The list of companies who pay subminimum wages is long and distinguished. A list may be downloaded from DOL. There is no reason that a company shouldn’t make money and pay their people well. Goodwill industries execs all earn over $100,000 a year and that would be fine if they paid their employees at least minimum wage. They are an easy target, but the problem lies with Section 14c of the Fair Labor Standards Act (FLSA) which was written in 1938, not with Goodwill.
When a worker who earns 20 cents an hour for hanging 20 shirts on hangers each hour, goes to buy a $5 hamburger they are spending 63% of their weekly wage, provided they were allowed to work 5 days 8 hours a day. That is the same as charging a worker who earns $50,000 per year (the median income as of 2013) $605.76 for a hamburger.
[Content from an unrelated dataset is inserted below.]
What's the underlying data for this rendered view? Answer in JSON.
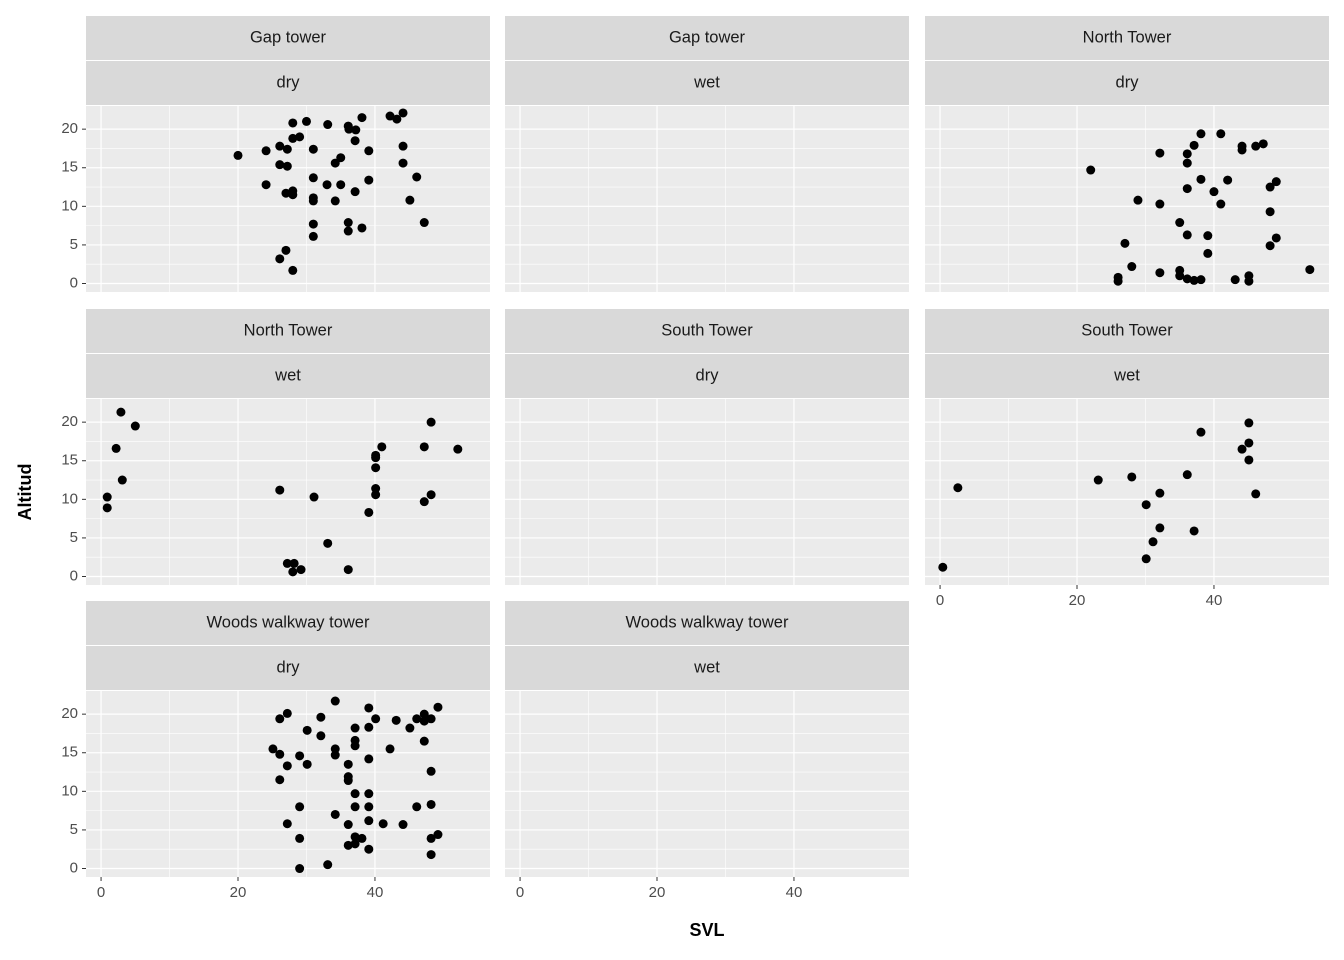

The point is that the workers who are exploited by companies who pay subminimum wages don’t get any price breaks when they go to the store and any governmental subsidies do little to mitigate this problem.
When the minimum wage is adjusted, it is done so based on a number of factors around the cost of living and not how many pieces of clothing a worker can hang on hangers in an hour. A person’s time is worth at least that much per hour spent doing his or her job. The important point is that all people who work for an hour should be guaranteed that hour of work will be compensated at the standard minimum hourly wage guaranteed by law. If a company wants to incentivize the workers to be more productive, they should offer a bonus or commission for productivity over minimum expectations. However, the hourly wage should never drop below the minimum established by law. There is no humanely justifiable reason to penalize workers by decreasing their wages based on their productivity, especially when the productivity is influenced by a disability.
We need to all pull together to abolish 14c and the practice of paying subminimum wages.